Advocates for first responders gathered at Ground Zero Wednesday to bring renewed attention to the thousands of people grappling with serious illnesses stemming from 9/11.
Some 10,000 emergency personnel and civilians rely on the 9/11 Victim Compensation Fund to treat serious health problems related to exposure to toxins and carcinogens from the terror attacks two decades ago, officials said.
Fire union heads, lawyers and former Gov. George Pataki spoke emotionally about the need to continue doling out federal funds to those left ravaged by cancers contracted at the site on September 11, 2001 and in the following days and weeks.
“We can never forget what happened here,” said Pataki, who was the governor of New York 20 years ago.
“We can never forget those responders who were willing to do whatever it takes to make sure their health is protected, their families are protected as long as possible.”
More than 3,000 first responders, students, residents and workers have died of cancers linked to their exposure to the toxins released in wake of the attacks, in addition to the 2,977 killed that day in New York, Washington, DC and Pennsylvania, officials said.
The FDNY was by far the hardest hit organization, with 343 members killed at the World Trade Center, and 253 later dying of illnesses, according to union leaders.
“We’ve had a tremendous increase in cancer in all the firefighters and volunteers and police officers that came to work,” said Uniformed Fire Officers Association President Jim McCarthy, a 9/11 first responder.

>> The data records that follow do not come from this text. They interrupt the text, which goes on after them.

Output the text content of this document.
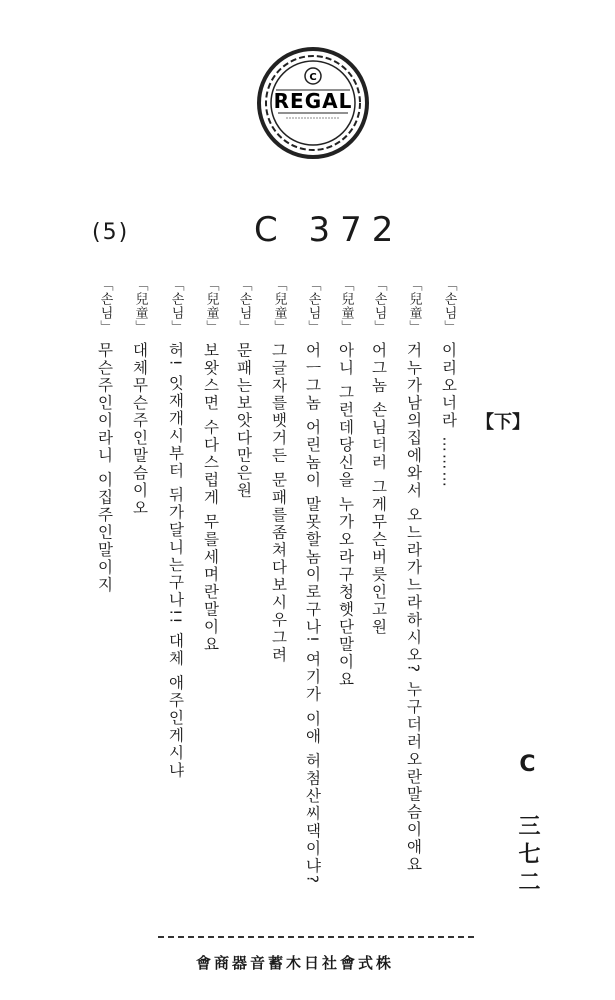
C
REGAL
(5)	C 372
「손님」
이리오너라 ………
「兒童」
거누가남의집에와서 오느라가느라하시오? 누구더러오란말슴이애요
「손님」
어그놈 손님더러 그게무슨버릇인고원
「兒童」
아니 그런데당신을 누가오라구청햇단말이요
「손님」
어ㅡ그놈 어린놈이 말못할놈이로구나! 여기가 이애 허첨산씨댁이냐?
「兒童」
그글자를뱃거든 문패를좀쳐다보시우그려
「손님」
문패는보앗다만은원
「兒童」
보왓스면 수다스럽게 무를세며란말이요
「손님」
허! 잇재개시부터 뒤가달니는구나!! 대체 애주인게시냐
「兒童」
대체무슨주인말슴이오
「손님」
무슨주인이라니 이집주인말이지	【下】
C 三七二
會商器音蓄木日社會式株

The Victims Compensation Act was permanently extended in 2019 after cancer-stricken retired NYPD Detective Luis Alvarez gave emotional testimony before Congress. The extension will ensure that all eligible claims will be paid until the deadline of Oct. 1, 2090.
But the union boss said more money is still needed.

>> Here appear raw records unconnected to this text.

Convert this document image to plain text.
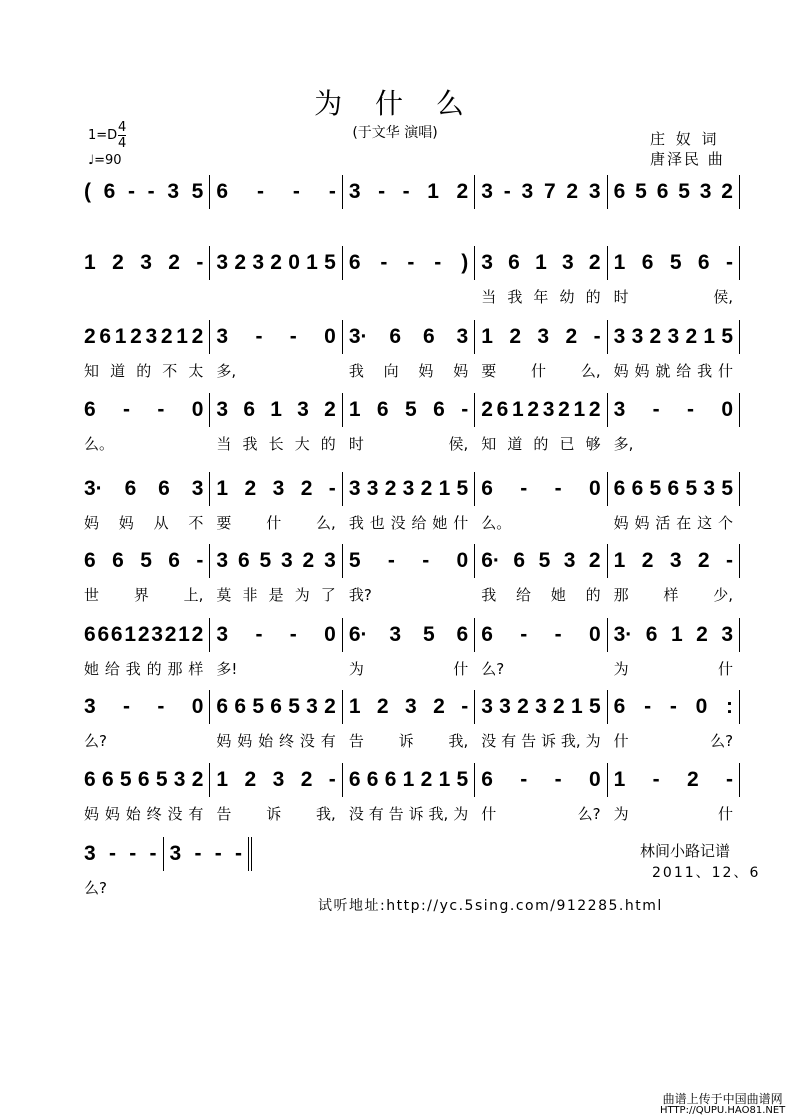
为 什 么
(于文华 演唱)
1=D
4
4
♩=90
庄 奴 词
唐泽民 曲
( 6 - - 3 5 6 - - - 3 - - 1 2 3 - 3 7 2 3 6 5 6 5 3 2
1 2 3 2 - 3 2 3 2 0 1 5 6 - - - ) 3 6 1 3 2
当 我 年 幼 的
1 6 5 6 -
时	侯,
2 6 1 2 3 2 1 2
知 道 的 不 太
3 - - 0
多,
3· 6 6 3
我 向 妈 妈
1 2 3 2 -
要 什 么,
3 3 2 3 2 1 5
妈 妈 就 给 我 什
6 - - 0
么。
3 6 1 3 2
当 我 长 大 的
1 6 5 6 -
时	侯,
2 6 1 2 3 2 1 2
知 道 的 已 够
3 - - 0
多,
3· 6 6 3
妈 妈 从 不
1 2 3 2 -
要 什 么,
3 3 2 3 2 1 5
我 也 没 给 她 什
6 - - 0
么。
6 6 5 6 5 3 5
妈 妈 活 在 这 个
6 6 5 6 -
世 界 上,
3 6 5 3 2 3
莫 非 是 为 了
5 - - 0
我?
6· 6 5 3 2
我 给 她 的
1 2 3 2 -
那 样 少,
6 6 6 1 2 3 2 1 2
她 给 我 的 那 样
3 - - 0
多!
6· 3 5 6
为	什
6 - - 0
么?
3· 6 1 2 3
为	什
3 - - 0
么?
6 6 5 6 5 3 2
妈 妈 始 终 没 有
1 2 3 2 -
告 诉 我,
3 3 2 3 2 1 5
没 有 告 诉 我, 为
6 - - 0 :
什	么?
6 6 5 6 5 3 2
妈 妈 始 终 没 有
1 2 3 2 -
告 诉 我,
6 6 6 1 2 1 5
没 有 告 诉 我, 为
6 - - 0
什	么?
1 - 2 -
为	什
3 - - -
么?
3 - - -	林间小路记谱
2011、12、6
试听地址:http://yc.5sing.com/912285.html
曲谱上传于中国曲谱网
HTTP://QUPU.HAO81.NET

“And it turns out, very recently we found out that we’re going to have to go down [to lobby Congress] again and ask for some more money, just for the medical monitoring and the prescription drug coverage of people who’ve gotten Trade Center cancer or illnesses as a result of their work down here,” McCarthy said.
“We want everybody to realize that people are still getting sick and dying from the attacks and the rescue and recovery that happened 20 years ago.”
Retired NYPD Detective Barbara Burnette, 58, was at the event. She was diagnosed with lung cancer in 2004.
“The program means everything to me because they cover all my expenses, as far as my treatments, which are very expensive,” she said. “I’m here to make sure that that continues and let them know that the program is definitely needed.”